The records from ‘non-specialist’ settings such as Hospital Episode Statistics which
has data on the acute hospital system (A+E/ ICU/inpatient/maternity), or the Clinical Practice Research Datalink, which has data on primary care, are currently not linked up with records from specialist addiction services or their reports to the National Drug Treatment Monitoring System (NDTMS). Therefore if
we are to understand how substance use
and abuse may be impacting on health and healthcare, information needs to recorded accurately and consistently across these datasets, which also need to be linked and available to the research community. While there is widespread acknowledgement of
these needs, overcoming them for a range of databases still appears an aspiration and mired in bureaucracy. If we just focus on data from hospital populations then we will perpetuate the lack of development in care for those patient populations whose records are outside this population, and we also risk missing key modifiable variables that may deliver highly cost-effective improvements to care.

As health services develop, a further challenge is that some clinical services
have now moved outside the NHS to other providers. In addition where services are commissioned by local authority, research and training may be forfeited to deliver a cost-effective service, particularly when there is a competitive bidding process between several different providers. To use substance misuse services as an example, lead providers are now commonly from the third sector, with generally different computer systems to their NHS partners though all have to use NDTMS.

Substance misuse services is not the only example of providers moving outside the NHS, but rarely do I hear about ensuring appropriate links with the third sector (or other providers) regarding the sharing of data. The risk for any clinical service being outside the ‘traditional NHS’ is that their patients are further marginalised and improving clinical outcomes is therefore unlikely.

More broadly, the common separation in secondary care between psychiatry and other medical services means that mental health outcomes, such as depression or anxiety, rarely appear among primary or secondary measures for clinical trials of what are seen as ‘medical’ or ‘surgical’ interventions. This is despite an acknowledgement of how important the relationships are between mental and physical health, as well as recognition that such comorbidity is the norm.

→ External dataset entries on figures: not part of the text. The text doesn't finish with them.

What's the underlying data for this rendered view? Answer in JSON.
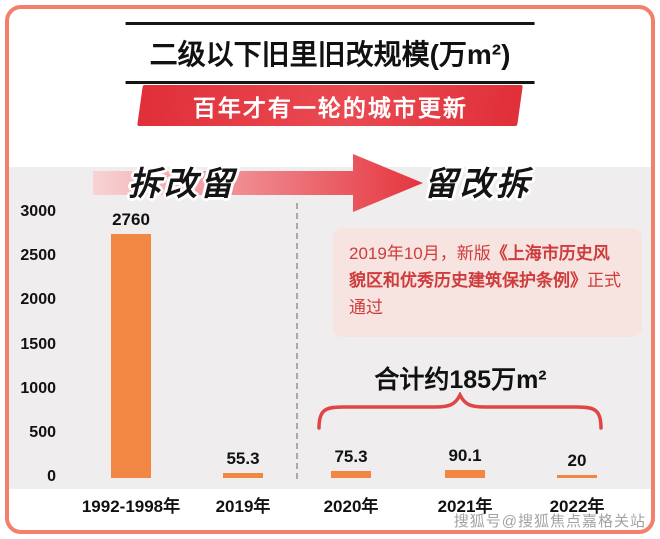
{
  "page": {
    "title": "二级以下旧里旧改规模(万m²)",
    "banner": "百年才有一轮的城市更新",
    "phase_left": "拆改留",
    "phase_right": "留改拆",
    "annotation": {
      "prefix": "2019年10月，新版",
      "book_title": "《上海市历史风貌区和优秀历史建筑保护条例》",
      "suffix": "正式通过"
    },
    "total_label": "合计约185万m²",
    "watermark": "搜狐号@搜狐焦点嘉格关站"
  },
  "chart_data": {
    "type": "bar",
    "title": "二级以下旧里旧改规模(万m²)",
    "categories": [
      "1992-1998年",
      "2019年",
      "2020年",
      "2021年",
      "2022年"
    ],
    "values": [
      2760,
      55.3,
      75.3,
      90.1,
      20
    ],
    "bar_labels": [
      "2760",
      "55.3",
      "75.3",
      "90.1",
      "20"
    ],
    "xlabel": "",
    "ylabel": "",
    "ylim": [
      0,
      3000
    ],
    "yticks": [
      0,
      500,
      1000,
      1500,
      2000,
      2500,
      3000
    ],
    "grid": false,
    "legend": false,
    "annotations": [
      "合计约185万m²",
      "2019年10月，新版《上海市历史风貌区和优秀历史建筑保护条例》正式通过",
      "拆改留 → 留改拆"
    ]
  },
  "colors": {
    "bar": "#F18743",
    "banner": "#E5343E",
    "arrow_start": "#F8D3D4",
    "arrow_end": "#E5343E",
    "annotation_bg": "#F7E3E0",
    "annotation_text": "#CE3C3C",
    "frame_border": "#F2806B",
    "chart_bg": "#EFEDEE",
    "brace": "#E04545"
  }
}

This separation perpetuates the ‘organic’ vs ‘functional’ divide which should have been relegated to the past.

The accompanying headlines to recent stories that psychosis and depression were ‘physical not mental’ illnesses (since they are associated with inflammation) underlines how much attitudes still need to change.

Stigma is still a pervasive issue in psychiatry – not only for patients but also for clinicians – where the brightest and best may be discouraged from working in this area with immense potential, where they could develop and deliver transformative improvements.

As mental health receives greater attention in society with greater understanding of those with mental health disorders, stigma within the medical profession must also surely diminish.